My first Python program -- a lexer

Mon Nov 10 16:02:53 EST 2008

On Nov 11, 12:26 am, Thomas Mlynarczyk <tho... at mlynarczyk-
webdesign.de> wrote:
> John Machin schrieb:
>
> >> On the other hand: If all my tokens are "mutually exclusive" then,
> > But they won't *always* be mutually exclusive (another example is
> > relational operators (< vs <=, > vs >=)) and AFAICT there is nothing
> > useful that the lexer can do with an assumption/guess/input that they
> > are mutually exclusive or not.
>
> "<" vs. "<=" can be handled with lookaheads (?=...) / (?!...) in regular
> expressions.

Single-character tokens like "<" may be more efficiently handled by
doing a dict lookup after failing to find a match in the list of
(name, regex) tuples.

> True, the lexer cannot do anything useful with the
> assumption that all tokens are mutually exclusive. But if they are,
> there will be no ambiguity and I am guaranteed to get always the same
> sequence of tokens from the same input string.

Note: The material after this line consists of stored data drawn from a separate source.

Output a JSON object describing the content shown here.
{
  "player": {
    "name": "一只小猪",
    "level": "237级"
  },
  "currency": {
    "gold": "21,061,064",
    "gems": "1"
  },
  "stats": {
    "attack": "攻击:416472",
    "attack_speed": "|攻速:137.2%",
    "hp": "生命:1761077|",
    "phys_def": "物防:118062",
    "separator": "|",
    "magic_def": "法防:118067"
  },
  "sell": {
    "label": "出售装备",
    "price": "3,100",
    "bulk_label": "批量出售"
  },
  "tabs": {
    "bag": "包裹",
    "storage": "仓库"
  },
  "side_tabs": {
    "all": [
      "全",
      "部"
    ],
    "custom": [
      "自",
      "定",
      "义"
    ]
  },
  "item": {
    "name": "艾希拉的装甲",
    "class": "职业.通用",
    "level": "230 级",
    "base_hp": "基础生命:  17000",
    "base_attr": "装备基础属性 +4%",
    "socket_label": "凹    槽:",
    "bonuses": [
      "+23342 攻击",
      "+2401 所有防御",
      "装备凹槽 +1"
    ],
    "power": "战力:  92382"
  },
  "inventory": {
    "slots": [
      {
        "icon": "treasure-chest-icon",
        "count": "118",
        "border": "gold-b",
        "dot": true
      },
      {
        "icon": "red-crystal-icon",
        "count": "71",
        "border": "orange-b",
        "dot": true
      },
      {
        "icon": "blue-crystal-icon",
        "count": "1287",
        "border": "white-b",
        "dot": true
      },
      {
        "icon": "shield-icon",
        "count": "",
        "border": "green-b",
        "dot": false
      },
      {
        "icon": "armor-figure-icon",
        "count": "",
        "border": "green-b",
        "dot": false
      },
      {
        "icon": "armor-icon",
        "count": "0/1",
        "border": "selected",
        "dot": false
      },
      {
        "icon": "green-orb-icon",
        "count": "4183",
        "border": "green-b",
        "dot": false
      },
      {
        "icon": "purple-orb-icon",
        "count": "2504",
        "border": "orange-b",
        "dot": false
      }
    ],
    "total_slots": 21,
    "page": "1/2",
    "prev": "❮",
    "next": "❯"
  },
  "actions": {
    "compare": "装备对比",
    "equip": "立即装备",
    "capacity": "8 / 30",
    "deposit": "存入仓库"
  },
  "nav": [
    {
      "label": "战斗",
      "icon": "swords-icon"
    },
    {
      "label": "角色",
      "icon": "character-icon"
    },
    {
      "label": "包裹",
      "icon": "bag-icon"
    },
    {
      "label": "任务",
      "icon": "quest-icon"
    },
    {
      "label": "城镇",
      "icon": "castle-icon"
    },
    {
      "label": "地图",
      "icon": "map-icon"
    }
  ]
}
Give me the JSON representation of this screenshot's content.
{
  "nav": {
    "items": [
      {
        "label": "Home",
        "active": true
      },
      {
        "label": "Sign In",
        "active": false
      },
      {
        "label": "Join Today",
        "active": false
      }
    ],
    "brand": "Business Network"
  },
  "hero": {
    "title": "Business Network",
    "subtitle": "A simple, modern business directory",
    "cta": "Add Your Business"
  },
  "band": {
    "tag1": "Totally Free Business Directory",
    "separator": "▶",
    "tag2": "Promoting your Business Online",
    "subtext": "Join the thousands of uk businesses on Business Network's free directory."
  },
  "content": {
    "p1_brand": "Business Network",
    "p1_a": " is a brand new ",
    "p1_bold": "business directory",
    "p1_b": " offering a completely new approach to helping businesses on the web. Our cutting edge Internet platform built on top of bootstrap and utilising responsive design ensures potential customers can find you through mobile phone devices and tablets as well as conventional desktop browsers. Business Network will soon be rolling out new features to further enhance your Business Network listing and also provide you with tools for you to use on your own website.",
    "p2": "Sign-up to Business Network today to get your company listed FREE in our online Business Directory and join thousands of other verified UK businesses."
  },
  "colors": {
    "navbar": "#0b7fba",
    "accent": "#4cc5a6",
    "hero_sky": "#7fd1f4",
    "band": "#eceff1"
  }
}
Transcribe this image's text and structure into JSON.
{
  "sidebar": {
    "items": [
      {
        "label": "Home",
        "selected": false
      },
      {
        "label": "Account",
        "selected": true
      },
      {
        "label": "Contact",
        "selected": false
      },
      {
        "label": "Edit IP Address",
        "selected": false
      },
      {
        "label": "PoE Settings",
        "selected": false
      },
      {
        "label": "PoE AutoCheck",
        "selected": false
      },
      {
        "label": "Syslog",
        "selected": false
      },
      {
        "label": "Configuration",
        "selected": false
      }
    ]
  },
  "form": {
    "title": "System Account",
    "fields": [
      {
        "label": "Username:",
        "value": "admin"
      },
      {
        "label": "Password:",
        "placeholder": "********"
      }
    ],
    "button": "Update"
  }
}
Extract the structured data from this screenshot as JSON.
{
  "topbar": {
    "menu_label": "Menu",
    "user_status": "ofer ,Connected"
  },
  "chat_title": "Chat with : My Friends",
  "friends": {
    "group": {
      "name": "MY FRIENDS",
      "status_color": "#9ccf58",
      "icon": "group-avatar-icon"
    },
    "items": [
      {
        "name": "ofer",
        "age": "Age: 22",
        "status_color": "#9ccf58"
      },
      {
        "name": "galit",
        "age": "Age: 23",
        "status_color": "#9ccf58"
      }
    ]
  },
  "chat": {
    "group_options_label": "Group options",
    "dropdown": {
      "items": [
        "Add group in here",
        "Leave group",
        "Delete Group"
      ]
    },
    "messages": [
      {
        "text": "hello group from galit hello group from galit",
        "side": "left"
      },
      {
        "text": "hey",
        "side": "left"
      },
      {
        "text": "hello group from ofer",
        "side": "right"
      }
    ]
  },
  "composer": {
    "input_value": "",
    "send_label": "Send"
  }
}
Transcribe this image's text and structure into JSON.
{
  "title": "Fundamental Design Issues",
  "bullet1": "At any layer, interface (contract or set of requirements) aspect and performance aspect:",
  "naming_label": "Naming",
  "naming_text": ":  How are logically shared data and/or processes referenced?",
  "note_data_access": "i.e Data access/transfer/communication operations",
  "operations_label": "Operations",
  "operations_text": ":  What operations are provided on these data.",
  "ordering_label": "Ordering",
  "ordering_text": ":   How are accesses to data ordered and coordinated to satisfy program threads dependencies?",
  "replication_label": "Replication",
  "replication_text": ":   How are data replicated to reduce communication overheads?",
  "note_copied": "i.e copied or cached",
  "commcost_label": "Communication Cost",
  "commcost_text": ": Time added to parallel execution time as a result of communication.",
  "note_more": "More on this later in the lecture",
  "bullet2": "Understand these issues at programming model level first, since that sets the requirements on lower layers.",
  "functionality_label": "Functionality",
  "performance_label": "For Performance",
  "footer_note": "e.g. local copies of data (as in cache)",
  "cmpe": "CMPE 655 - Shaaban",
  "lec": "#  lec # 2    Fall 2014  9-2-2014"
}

So what? That is useless knowledge. It is the ambiguous cases that you
need to be concerned with.

>
> > Your Lexer class should promise to check the regexes in the order
> > given. Then the users of your lexer can arrange the order to suit
> > themselves.
>
> Yes. So there's no way around a list of tuples instead of dict().

Correct.

>
> > Your code uses dict methods; this forces your callers to *create* a
> > mapping. However (as I said) your code doesn't *use* that mapping --
> > there is no RHS usage of dict[key] or dict.get(key) etc. In fact I'm
> > having difficulty imagining what possible practical use there could be
> > for a mapping from token-name to regex.
>
> Sorry, but I still don't quite get it.
>
> for name, regex in self.tokens.iteritems():
>      # ...
>      self.result.append( ( name, match, self.line ) )
>
> What I do here is take a name and its associated regex and then store a
> tuple (name, match, line). In a simpler version of the lexer, I might
> store only `name` instead of the tuple. Is your point that the lexer
> doesn't care what `name` actually is, but simply passes it through from
> the tokenlist to the result?

No, not at all. The point is that you were not *using* any of the
mapping functionality of the dict object, only ancillary methods like
iteritems -- hence, you should not have been using a dict at all.